Now you have the web AND the in-device app stores. Even more choice.
There could have been an open, cross-platform native app stack if Apple and Google and a consortium of other companies had joined forces and made it so. There's no technical reason preventing this. The economic incentives got us to where we are.
Devices should be easy to target. There should be the option to use multiple app stores right off the bat, and you shouldn't have to bundle to get access to Gmail. Or even better - point your browser at gmail.com and get the native app installed on your mobile device. Distributed updates from gmail.com sans app store. The OS would still control permissions and guard against malicious apps.
The world wide web era was truly unique and special, and it's a shame the same principles didn't carry into the mobile world.
What's the difference?

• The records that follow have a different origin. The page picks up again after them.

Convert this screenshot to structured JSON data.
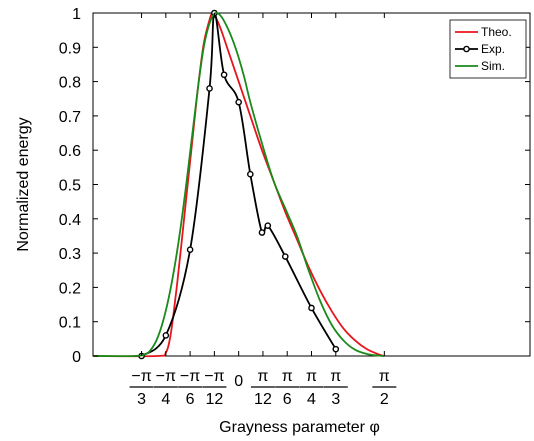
{
  "chart_data": {
    "type": "line",
    "xlabel": "Grayness parameter φ",
    "ylabel": "Normalized energy",
    "xlim": [
      -0.25,
      0.5
    ],
    "ylim": [
      0,
      1
    ],
    "grid": false,
    "legend_position": "top-right",
    "y_ticks": [
      0,
      0.1,
      0.2,
      0.3,
      0.4,
      0.5,
      0.6,
      0.7,
      0.8,
      0.9,
      1
    ],
    "y_tick_labels": [
      "0",
      "0.1",
      "0.2",
      "0.3",
      "0.4",
      "0.5",
      "0.6",
      "0.7",
      "0.8",
      "0.9",
      "1"
    ],
    "x_ticks": [
      {
        "value": -0.16667,
        "sign": "−",
        "num": "π",
        "den": "3"
      },
      {
        "value": -0.125,
        "sign": "−",
        "num": "π",
        "den": "4"
      },
      {
        "value": -0.08333,
        "sign": "−",
        "num": "π",
        "den": "6"
      },
      {
        "value": -0.04167,
        "sign": "−",
        "num": "π",
        "den": "12"
      },
      {
        "value": 0,
        "plain": "0"
      },
      {
        "value": 0.04167,
        "sign": "",
        "num": "π",
        "den": "12"
      },
      {
        "value": 0.08333,
        "sign": "",
        "num": "π",
        "den": "6"
      },
      {
        "value": 0.125,
        "sign": "",
        "num": "π",
        "den": "4"
      },
      {
        "value": 0.16667,
        "sign": "",
        "num": "π",
        "den": "3"
      },
      {
        "value": 0.25,
        "sign": "",
        "num": "π",
        "den": "2"
      }
    ],
    "series": [
      {
        "name": "Theo.",
        "color": "#e8141c",
        "marker": "none",
        "x": [
          -0.25,
          -0.14,
          -0.125,
          -0.118,
          -0.112,
          -0.105,
          -0.098,
          -0.09,
          -0.08,
          -0.07,
          -0.06,
          -0.05,
          -0.045,
          -0.04,
          -0.03,
          -0.02,
          -0.01,
          0,
          0.02,
          0.04,
          0.06,
          0.08,
          0.1,
          0.12,
          0.14,
          0.16,
          0.18,
          0.2,
          0.22,
          0.24,
          0.25
        ],
        "y": [
          0,
          0,
          0.01,
          0.05,
          0.12,
          0.22,
          0.33,
          0.46,
          0.62,
          0.78,
          0.91,
          0.98,
          1.0,
          0.99,
          0.95,
          0.9,
          0.85,
          0.8,
          0.7,
          0.6,
          0.51,
          0.42,
          0.34,
          0.26,
          0.19,
          0.13,
          0.08,
          0.045,
          0.02,
          0.005,
          0
        ]
      },
      {
        "name": "Exp.",
        "color": "#000000",
        "marker": "circle",
        "x": [
          -0.16667,
          -0.125,
          -0.08333,
          -0.05,
          -0.04167,
          -0.025,
          0,
          0.02,
          0.04,
          0.05,
          0.08,
          0.125,
          0.16667
        ],
        "y": [
          0.0,
          0.06,
          0.31,
          0.78,
          1.0,
          0.82,
          0.74,
          0.53,
          0.36,
          0.38,
          0.29,
          0.14,
          0.02
        ]
      },
      {
        "name": "Sim.",
        "color": "#1a8a1a",
        "marker": "none",
        "x": [
          -0.25,
          -0.18,
          -0.16,
          -0.15,
          -0.14,
          -0.13,
          -0.12,
          -0.11,
          -0.1,
          -0.09,
          -0.08,
          -0.07,
          -0.06,
          -0.05,
          -0.04,
          -0.03,
          -0.02,
          -0.01,
          0,
          0.01,
          0.02,
          0.04,
          0.06,
          0.08,
          0.1,
          0.12,
          0.14,
          0.16,
          0.18,
          0.2,
          0.22,
          0.24,
          0.25
        ],
        "y": [
          0,
          0,
          0.005,
          0.02,
          0.05,
          0.1,
          0.17,
          0.26,
          0.37,
          0.5,
          0.64,
          0.78,
          0.9,
          0.97,
          1.0,
          0.99,
          0.96,
          0.92,
          0.87,
          0.81,
          0.74,
          0.62,
          0.51,
          0.43,
          0.35,
          0.25,
          0.16,
          0.09,
          0.045,
          0.018,
          0.006,
          0.001,
          0
        ]
      }
    ]
  }
}
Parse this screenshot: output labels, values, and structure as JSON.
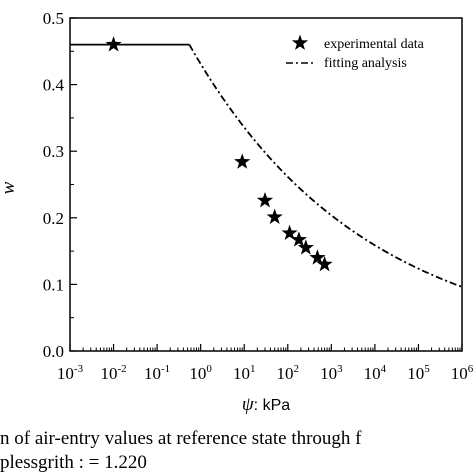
{
  "chart_data": {
    "type": "scatter",
    "xlabel_symbol": "ψ",
    "xlabel_unit": ": kPa",
    "ylabel": "w",
    "x_scale": "log",
    "xlim": [
      0.001,
      1000000
    ],
    "ylim": [
      0.0,
      0.5
    ],
    "x_ticks": [
      {
        "base": "10",
        "exp": "-3"
      },
      {
        "base": "10",
        "exp": "-2"
      },
      {
        "base": "10",
        "exp": "-1"
      },
      {
        "base": "10",
        "exp": "0"
      },
      {
        "base": "10",
        "exp": "1"
      },
      {
        "base": "10",
        "exp": "2"
      },
      {
        "base": "10",
        "exp": "3"
      },
      {
        "base": "10",
        "exp": "4"
      },
      {
        "base": "10",
        "exp": "5"
      },
      {
        "base": "10",
        "exp": "6"
      }
    ],
    "y_ticks": [
      "0.0",
      "0.1",
      "0.2",
      "0.3",
      "0.4",
      "0.5"
    ],
    "legend_position": "top-right",
    "series": [
      {
        "name": "experimental data",
        "marker": "star",
        "points": [
          {
            "x": 0.01,
            "y": 0.46
          },
          {
            "x": 9,
            "y": 0.284
          },
          {
            "x": 30,
            "y": 0.226
          },
          {
            "x": 50,
            "y": 0.201
          },
          {
            "x": 110,
            "y": 0.177
          },
          {
            "x": 180,
            "y": 0.167
          },
          {
            "x": 260,
            "y": 0.155
          },
          {
            "x": 480,
            "y": 0.14
          },
          {
            "x": 700,
            "y": 0.13
          }
        ]
      },
      {
        "name": "fitting analysis",
        "line_style": "dash-dot",
        "model": {
          "saturated_w": 0.46,
          "air_entry_x": 0.55,
          "slope": 0.1085
        }
      }
    ]
  },
  "caption": {
    "line1": "n of air-entry values at reference state through f",
    "line2": "plessgrith : = 1.220"
  }
}
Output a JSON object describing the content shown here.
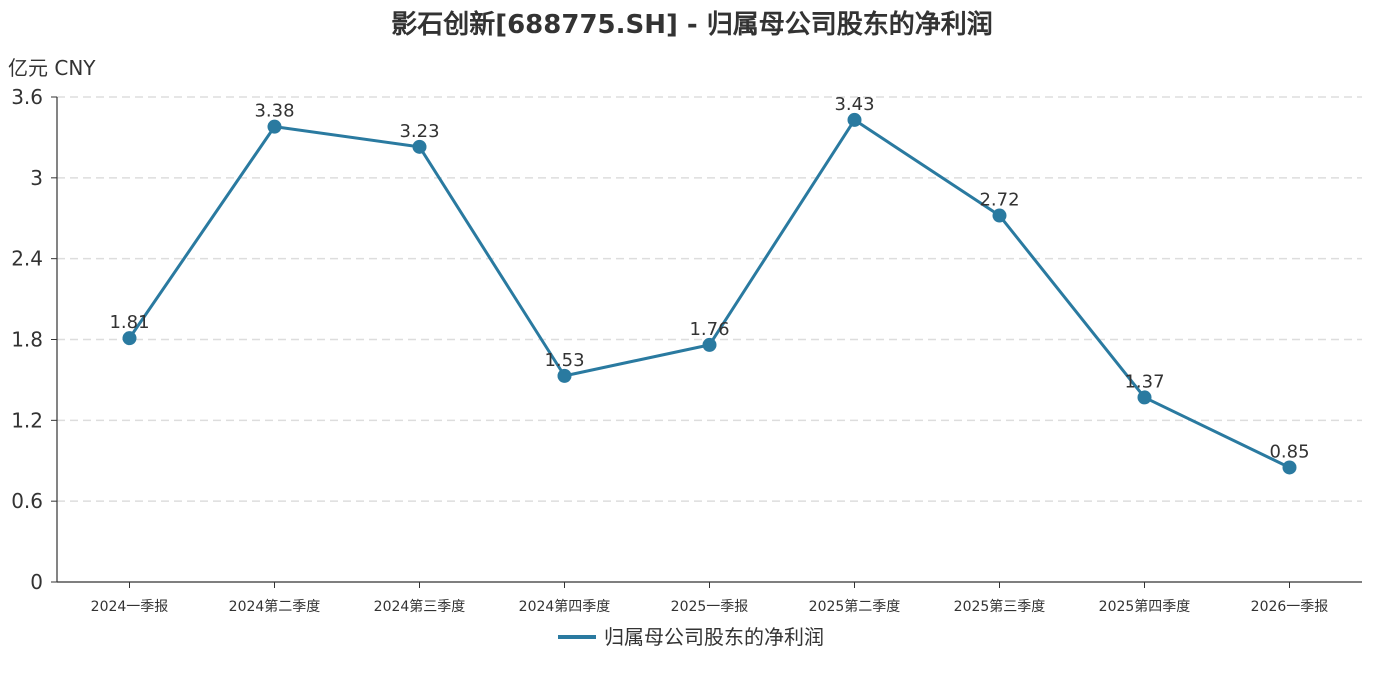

There's also no technical reason preventing you from developing your own cross-platform native app stack that beats Apple's and Google's with no conceivable return on investment, constant PR disasters, and time-consuming negotiation with bad-faith or incompetent partners. The forces that stop you are mostly economic.
The rest is just saudosistic nostalgia. There wasn't mass access to the internet, you're just missing the times when a small elite had access to the internet.
Consumers are far better now than they were.
The interest wasn't massive because things were not super easy. Phones bridged the gap. Fast forward to today you have less choice but bigger buy buttons.
You’re also factually incorrect about “a small elite had access to the internet”. That may have been true in the 80s, but by 2000 usage was at 50% and climbed to 75% by 2010. I mean the dot com boom was predicated on wide user adoption, so I don’t even know why you would even think that stat made inuitive sense.